Once done, click on Add provider. Now, we have the identity provider created. The next step is to create a role associated with the Identity provider.
Step 2: Create a new role
On the AWS IAM console, navigate to Access Management -> Roles -> Create Role -> Web identity.
You can assign a permission policy if you have specific permissions that you would want the GitHub action to acquire and then click on next. The easiest option is to associate an AdministratorAccess Policy. However, it is not following the principle of least privilege, so please create a new permission policy with only those permissions that the GitHub Actions builder requires. Once done, click next.
On the next page, name the role and review the trusted entities. Below is a similar screenshot.
Step 3: Edit the role
After creating the role, I edited the trust relationship based on the advice at adding-the-identity-provider-to-AWS. After making the change, the trust entity looked like the below image.
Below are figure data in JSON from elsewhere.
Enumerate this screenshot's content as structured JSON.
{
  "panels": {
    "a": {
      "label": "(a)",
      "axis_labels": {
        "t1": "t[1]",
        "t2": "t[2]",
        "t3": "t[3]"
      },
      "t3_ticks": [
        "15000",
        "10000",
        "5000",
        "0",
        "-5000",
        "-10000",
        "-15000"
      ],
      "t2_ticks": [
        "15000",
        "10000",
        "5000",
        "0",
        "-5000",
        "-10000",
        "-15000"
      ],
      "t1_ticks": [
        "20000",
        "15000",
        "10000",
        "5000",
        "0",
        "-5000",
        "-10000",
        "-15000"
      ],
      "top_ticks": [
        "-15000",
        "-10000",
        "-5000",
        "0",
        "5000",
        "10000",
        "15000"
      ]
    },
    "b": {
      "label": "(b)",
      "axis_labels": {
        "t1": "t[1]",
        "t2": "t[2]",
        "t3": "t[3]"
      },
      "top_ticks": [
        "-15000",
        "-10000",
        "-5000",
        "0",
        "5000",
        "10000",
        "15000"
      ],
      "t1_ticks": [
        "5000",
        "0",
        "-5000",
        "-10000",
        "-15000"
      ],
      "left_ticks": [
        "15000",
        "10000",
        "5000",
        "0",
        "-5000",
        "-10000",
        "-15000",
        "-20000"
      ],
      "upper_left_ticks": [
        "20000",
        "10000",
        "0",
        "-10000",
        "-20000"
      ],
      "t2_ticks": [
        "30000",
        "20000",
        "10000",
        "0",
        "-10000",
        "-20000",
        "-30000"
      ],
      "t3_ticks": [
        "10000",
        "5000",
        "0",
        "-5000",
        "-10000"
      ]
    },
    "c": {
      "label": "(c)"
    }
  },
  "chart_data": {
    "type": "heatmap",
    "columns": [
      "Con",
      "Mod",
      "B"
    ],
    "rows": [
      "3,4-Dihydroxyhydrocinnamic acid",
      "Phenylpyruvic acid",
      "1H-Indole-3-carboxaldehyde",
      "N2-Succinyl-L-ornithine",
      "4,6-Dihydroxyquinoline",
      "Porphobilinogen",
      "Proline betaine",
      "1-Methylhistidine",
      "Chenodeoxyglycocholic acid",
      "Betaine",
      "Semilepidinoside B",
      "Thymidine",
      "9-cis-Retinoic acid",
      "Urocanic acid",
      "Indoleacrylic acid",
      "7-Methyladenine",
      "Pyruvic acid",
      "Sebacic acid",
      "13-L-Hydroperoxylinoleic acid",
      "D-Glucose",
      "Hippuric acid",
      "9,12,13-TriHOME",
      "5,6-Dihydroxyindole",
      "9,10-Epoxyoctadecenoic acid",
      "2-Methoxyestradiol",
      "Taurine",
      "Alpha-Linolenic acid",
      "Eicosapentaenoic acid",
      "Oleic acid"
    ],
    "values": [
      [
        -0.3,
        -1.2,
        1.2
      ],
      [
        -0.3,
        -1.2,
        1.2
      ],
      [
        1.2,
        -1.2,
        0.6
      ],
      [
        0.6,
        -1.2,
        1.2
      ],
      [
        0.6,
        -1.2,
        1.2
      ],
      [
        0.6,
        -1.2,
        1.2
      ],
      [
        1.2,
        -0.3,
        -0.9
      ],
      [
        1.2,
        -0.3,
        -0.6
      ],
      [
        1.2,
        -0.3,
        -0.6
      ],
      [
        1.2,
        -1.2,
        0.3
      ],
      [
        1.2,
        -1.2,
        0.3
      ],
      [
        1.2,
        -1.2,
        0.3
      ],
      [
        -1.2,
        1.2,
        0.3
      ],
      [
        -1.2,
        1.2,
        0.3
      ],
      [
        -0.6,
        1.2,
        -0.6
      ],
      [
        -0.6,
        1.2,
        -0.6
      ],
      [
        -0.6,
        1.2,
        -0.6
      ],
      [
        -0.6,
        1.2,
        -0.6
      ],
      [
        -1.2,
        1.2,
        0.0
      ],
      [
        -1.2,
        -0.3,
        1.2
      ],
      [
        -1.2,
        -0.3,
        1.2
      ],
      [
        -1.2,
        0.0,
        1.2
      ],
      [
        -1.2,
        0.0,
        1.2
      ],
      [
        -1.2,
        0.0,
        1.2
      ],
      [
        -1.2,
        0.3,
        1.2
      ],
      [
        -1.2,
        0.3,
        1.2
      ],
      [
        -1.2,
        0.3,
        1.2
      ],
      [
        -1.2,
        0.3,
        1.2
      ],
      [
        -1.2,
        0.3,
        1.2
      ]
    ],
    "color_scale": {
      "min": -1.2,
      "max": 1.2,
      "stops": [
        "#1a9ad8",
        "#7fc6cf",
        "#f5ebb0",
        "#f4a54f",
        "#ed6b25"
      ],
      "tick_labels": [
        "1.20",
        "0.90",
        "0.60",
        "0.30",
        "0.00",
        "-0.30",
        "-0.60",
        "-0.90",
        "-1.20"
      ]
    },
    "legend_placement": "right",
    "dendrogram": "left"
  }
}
As you can see, I updated the trusted entity with my GitHub repository name, and the wildcard represents any branch in that repository. The trust policy editor might complain because of the wildcard. I ignored that because I wanted the GitHub action step to work for all branches.
The final step is to refer to the role in the project pipeline’s YAML file.
Step 4: Store the IAM role ARN in GitHub Actions secret and refer to that in the YAML file
In my case, I stored the role ARN as a secret in the GitHub repository and referred to that in the YAML file. You can access that from my GitHub repo: TestProjects.
Also, please do not forget to update the YAML file with the permissions settings described in this step -adding-permissions-settings.
If you are interested in the build logs, please access them at GitHub Actions.
I can think of two benefits of the above process:
-I no longer have to store the aws access and secret key in GitHub, and I no longer have to rotate the
secret key, which frees up my time and strengthens the security posture of my AWS Account and the GiHub Actions workflow.
This note must have been helpful, and you will also try to use the federated login option to integrate GitHub Actions and your AWS account. Let me know if you have any questions or suggestions.